Tuesday, March 20, 2012

The Other Meat

You've probably noticed that I cook a lot with dried beans.  In addition to them being very healthy for you, there's an economical reason.

Meat is expensive.  Mammals have always cost a lot per pound, but poultry has crept up lately.  Good-for-you fish can cost even more.  Per pound, cheese can be even more expensive than beef.

Plant-based proteins aren't entirely off the hook.  Pine nuts are $18 a pound out of the bins at Sprouts.  You'll pay over $25 if you get them in packages.  Walnuts and almonds run about $8, rivaling most meats and fish.

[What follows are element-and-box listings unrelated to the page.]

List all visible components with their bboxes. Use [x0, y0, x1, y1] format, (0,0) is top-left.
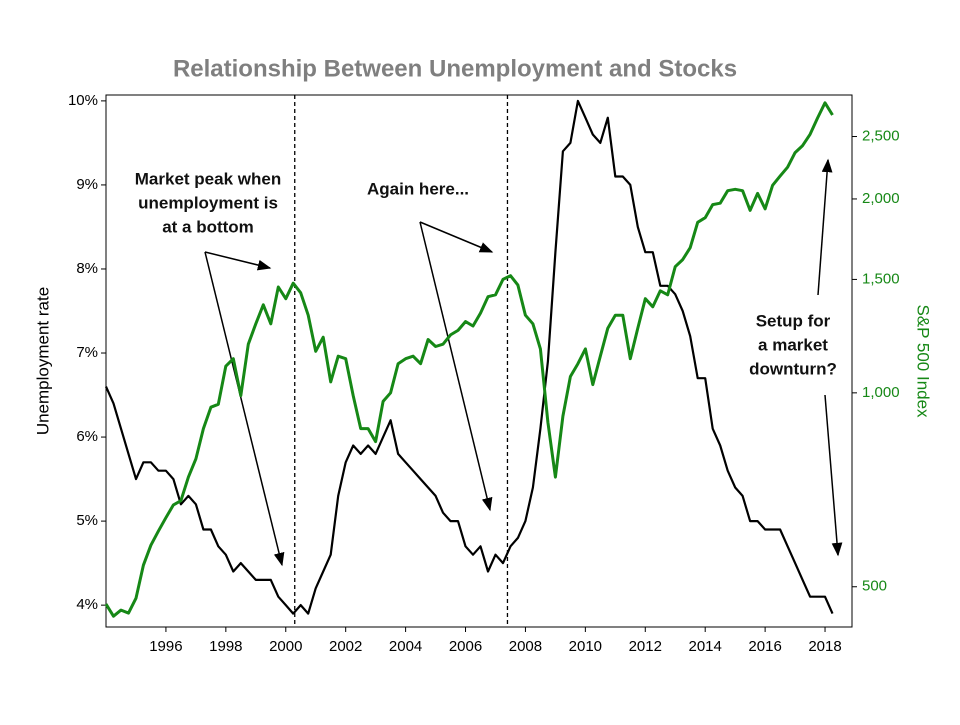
arrow: [204, 251, 272, 271]
annotation: downturn?: [749, 359, 837, 378]
x-tick-label: 2014: [689, 638, 722, 655]
arrow: [817, 158, 833, 296]
x-tick-label: 2018: [808, 638, 841, 655]
series-line: [104, 101, 834, 618]
chart-title: Relationship Between Unemployment and St…: [173, 55, 737, 82]
arrow: [204, 251, 285, 567]
annotation: at a bottom: [162, 217, 254, 236]
arrow: [419, 221, 493, 512]
plot-frame: [105, 94, 853, 628]
y2-tick-label: 2,000: [862, 190, 900, 207]
y2-tick-label: 1,000: [862, 384, 900, 401]
x-tick-label: 2008: [509, 638, 542, 655]
annotation: Again here...: [367, 179, 469, 198]
annotation: a market: [758, 335, 828, 354]
x-tick-label: 2002: [329, 638, 362, 655]
y-tick-label: 8%: [76, 260, 98, 277]
y-tick-label: 6%: [76, 428, 98, 445]
y-tick-label: 10%: [68, 92, 98, 109]
x-tick-label: 2016: [748, 638, 781, 655]
x-tick-label: 2000: [269, 638, 302, 655]
annotation: unemployment is: [138, 193, 278, 212]
arrows: [204, 158, 843, 567]
x-tick-label: 2006: [449, 638, 482, 655]
arrow: [419, 221, 494, 253]
x-tick-label: 2004: [389, 638, 422, 655]
y-tick-label: 5%: [76, 512, 98, 529]
y-tick-label: 4%: [76, 596, 98, 613]
arrow: [824, 394, 843, 557]
y-tick-label: 7%: [76, 344, 98, 361]
y2-tick-label: 2,500: [862, 127, 900, 144]
y2-tick-label: 500: [862, 578, 887, 595]
annotation: Market peak when: [135, 169, 281, 188]
series-line: [104, 99, 834, 615]
y-axis-label: Unemployment rate: [33, 287, 52, 435]
annotation: Setup for: [756, 311, 831, 330]
y2-axis-label: S&P 500 Index: [914, 304, 933, 418]
x-tick-label: 2012: [629, 638, 662, 655]
x-tick-label: 1998: [209, 638, 242, 655]
x-tick-label: 1996: [149, 638, 182, 655]
x-tick-label: 2010: [569, 638, 602, 655]
y-tick-label: 9%: [76, 176, 98, 193]
y2-tick-label: 1,500: [862, 270, 900, 287]
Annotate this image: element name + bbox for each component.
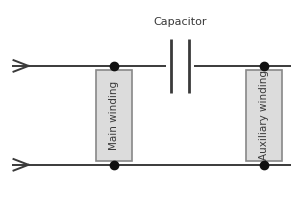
Text: Auxiliary winding: Auxiliary winding	[259, 70, 269, 160]
Text: Capacitor: Capacitor	[153, 17, 207, 27]
Bar	[246, 70, 282, 161]
Bar	[96, 70, 132, 161]
Text: Main winding: Main winding	[109, 81, 119, 150]
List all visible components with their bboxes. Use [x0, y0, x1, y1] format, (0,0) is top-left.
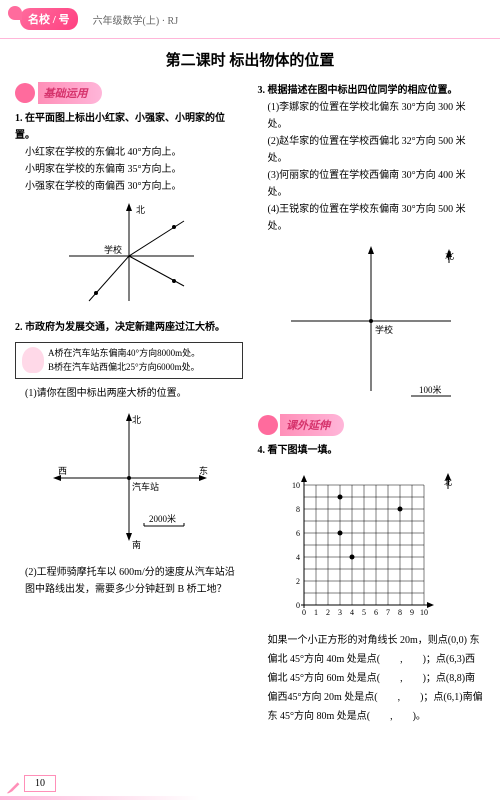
pencil-icon — [5, 777, 23, 795]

Two sources of protein cost pennies a serving, and they are some of the most complete proteins you can get: legumes and eggs.  And isn't "protein" what we mean when we say "meat"?

Legumes (beans) are high in protein.  They also provide a chewiness like pasta or bread, while being loaded with fiber.  The only food group you wouldn't consider them is dairy.  Well, unless you're having soy as tofu, which is very cheese-like.  And I also prefer that everyone soak their own beans instead of buying canned.  It's cheaper, stores easily, and there are no chemicals or salt added if you soak your own.  All it means is you have to plan ahead a day.  This is how the colonists of New England and pioneers of the American West ate, making it the first American cuisine.  I'm going to skip the salt pork and salted-down fish in barrels, though.

Don't be mistaken, I am not advocating everyone go vegan.  It is VERY hard to be a healthy vegan.  But subbing in beans or eggs a couple of times a week is a good way to make your protein dollar go the distance, while getting a healthier meal in the bargain.